Pennsylvania will provide its capital city Harrisburg with a $3.3 million advance, so that the city can meet an upcoming bond payment. The idea behind this mini-bailout is that should one city default, then the borrowing costs could go up for others.
BofA is looking to sell $100B of "non-core assets." One can't help but wonder why they think they need the capital. Perhaps their balance book is holding more foreclosed and delinquent loans than the rest of us know.
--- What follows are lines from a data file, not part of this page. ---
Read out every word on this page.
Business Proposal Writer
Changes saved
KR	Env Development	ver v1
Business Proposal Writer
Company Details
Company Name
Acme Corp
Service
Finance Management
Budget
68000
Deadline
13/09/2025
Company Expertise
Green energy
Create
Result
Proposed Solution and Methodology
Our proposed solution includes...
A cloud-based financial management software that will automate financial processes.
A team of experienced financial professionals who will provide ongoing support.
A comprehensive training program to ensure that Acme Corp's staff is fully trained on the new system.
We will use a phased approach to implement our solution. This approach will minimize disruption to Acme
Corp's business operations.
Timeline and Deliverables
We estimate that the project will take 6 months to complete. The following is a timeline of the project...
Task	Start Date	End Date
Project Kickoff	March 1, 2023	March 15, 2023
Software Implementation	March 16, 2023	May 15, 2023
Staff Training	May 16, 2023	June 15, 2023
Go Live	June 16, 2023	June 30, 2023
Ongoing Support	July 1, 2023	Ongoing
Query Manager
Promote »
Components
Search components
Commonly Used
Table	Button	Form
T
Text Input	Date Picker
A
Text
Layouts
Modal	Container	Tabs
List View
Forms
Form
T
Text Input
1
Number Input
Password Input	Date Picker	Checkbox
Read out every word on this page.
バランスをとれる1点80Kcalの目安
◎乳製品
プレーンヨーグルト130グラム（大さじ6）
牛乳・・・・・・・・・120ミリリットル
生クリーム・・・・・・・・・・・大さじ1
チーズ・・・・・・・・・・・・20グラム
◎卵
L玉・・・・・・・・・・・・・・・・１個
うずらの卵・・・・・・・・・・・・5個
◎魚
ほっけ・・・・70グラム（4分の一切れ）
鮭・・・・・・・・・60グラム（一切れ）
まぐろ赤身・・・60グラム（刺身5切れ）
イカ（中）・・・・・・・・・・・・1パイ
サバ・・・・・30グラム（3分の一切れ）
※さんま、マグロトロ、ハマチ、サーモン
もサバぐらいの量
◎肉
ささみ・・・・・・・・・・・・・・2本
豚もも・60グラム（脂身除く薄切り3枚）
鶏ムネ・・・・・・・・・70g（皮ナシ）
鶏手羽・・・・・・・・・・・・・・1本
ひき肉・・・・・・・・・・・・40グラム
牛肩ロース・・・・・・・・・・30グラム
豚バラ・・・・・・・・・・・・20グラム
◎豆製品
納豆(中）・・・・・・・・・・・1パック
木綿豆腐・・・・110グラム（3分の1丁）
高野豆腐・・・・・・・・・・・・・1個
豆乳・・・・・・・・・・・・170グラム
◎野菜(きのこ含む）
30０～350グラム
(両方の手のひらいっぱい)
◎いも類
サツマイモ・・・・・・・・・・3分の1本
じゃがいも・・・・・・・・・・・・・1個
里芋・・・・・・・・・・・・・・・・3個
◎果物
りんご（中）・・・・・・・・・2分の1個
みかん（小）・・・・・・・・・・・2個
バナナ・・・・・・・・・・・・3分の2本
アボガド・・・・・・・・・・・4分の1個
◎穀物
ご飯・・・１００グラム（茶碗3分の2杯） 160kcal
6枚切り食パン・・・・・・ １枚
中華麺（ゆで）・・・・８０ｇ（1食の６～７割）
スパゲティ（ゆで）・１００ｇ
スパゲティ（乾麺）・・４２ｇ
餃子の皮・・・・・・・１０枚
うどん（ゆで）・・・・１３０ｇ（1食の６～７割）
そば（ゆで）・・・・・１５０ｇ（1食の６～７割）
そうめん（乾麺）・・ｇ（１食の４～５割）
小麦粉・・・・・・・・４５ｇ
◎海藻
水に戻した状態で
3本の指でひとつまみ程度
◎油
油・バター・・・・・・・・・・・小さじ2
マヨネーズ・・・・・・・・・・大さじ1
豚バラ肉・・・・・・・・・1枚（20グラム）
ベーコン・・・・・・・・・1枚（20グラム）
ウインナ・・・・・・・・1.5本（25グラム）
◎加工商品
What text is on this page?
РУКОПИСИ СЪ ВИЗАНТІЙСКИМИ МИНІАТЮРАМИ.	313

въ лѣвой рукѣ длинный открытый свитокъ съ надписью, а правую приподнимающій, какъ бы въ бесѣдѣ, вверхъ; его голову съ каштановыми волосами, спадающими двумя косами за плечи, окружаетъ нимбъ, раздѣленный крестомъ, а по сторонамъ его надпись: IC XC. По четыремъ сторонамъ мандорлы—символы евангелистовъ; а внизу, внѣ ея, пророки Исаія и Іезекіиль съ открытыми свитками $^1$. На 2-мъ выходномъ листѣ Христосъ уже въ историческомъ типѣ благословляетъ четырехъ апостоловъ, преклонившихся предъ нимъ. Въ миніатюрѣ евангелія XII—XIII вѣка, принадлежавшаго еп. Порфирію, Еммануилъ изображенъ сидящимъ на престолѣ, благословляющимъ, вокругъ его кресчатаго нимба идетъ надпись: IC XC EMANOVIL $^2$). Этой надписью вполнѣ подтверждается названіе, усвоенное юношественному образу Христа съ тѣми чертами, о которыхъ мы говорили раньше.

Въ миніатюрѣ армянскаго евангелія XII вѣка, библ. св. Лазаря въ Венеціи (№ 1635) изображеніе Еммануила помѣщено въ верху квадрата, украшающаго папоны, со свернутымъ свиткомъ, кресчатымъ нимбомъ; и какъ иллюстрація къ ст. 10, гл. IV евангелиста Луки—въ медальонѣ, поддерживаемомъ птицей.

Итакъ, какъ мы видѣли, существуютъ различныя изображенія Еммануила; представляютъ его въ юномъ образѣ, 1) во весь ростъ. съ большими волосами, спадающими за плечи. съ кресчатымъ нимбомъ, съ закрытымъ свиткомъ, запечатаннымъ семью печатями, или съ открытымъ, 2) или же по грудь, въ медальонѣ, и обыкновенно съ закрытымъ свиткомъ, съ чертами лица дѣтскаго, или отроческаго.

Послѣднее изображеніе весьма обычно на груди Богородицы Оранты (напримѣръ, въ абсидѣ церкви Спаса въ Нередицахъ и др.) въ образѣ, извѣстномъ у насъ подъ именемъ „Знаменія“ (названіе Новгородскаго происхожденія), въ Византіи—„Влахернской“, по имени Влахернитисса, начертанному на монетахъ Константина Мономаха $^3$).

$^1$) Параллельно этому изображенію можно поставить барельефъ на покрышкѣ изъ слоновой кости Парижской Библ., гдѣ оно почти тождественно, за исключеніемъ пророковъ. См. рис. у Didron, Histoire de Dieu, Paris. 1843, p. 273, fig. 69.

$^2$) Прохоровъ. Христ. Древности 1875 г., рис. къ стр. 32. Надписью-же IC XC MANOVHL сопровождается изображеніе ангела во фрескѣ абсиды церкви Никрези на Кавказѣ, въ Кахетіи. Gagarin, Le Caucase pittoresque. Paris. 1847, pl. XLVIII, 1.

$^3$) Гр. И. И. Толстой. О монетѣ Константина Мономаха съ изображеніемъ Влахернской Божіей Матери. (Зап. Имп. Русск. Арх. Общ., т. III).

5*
Home repossessions were up 25% in August year on year, hitting a new record even for the past two years. Less than a third of foreclosed houses are on the market, banks continue to sit on a huge inventory. My neighbor stopped paying her mortgage 5 months ago and her house has no foreclosure signs on it, no one has moved. It would appear we're entering the 2nd stage of foreclosures. If you think your house value has bottomed out, well, good luck with that. Houses changed during my adult life from something you buy for a reason, like to raise a family, to a guaranteed investment, and now back to something you buy for a reason. How's housing looking as an investment lately? Decent in South Dakota and Maine, lousy pretty much everywhere else.
The NFIB report on small business is out; members (including your intrepid writer) report poor sales and continued recession. No one has plans to hire. The head of the NFIB said in an interview that tax cuts and loan programs are pointless because the sales aren't there, and it's sales that drive expansion. My own sales are starting to show contraction, so in a defensive maneuver I'm developing new product lines. This would be defense in the sense of "offense is the best defense." I don't know what I'll be selling in three years, all I know is I'll be making money doing something.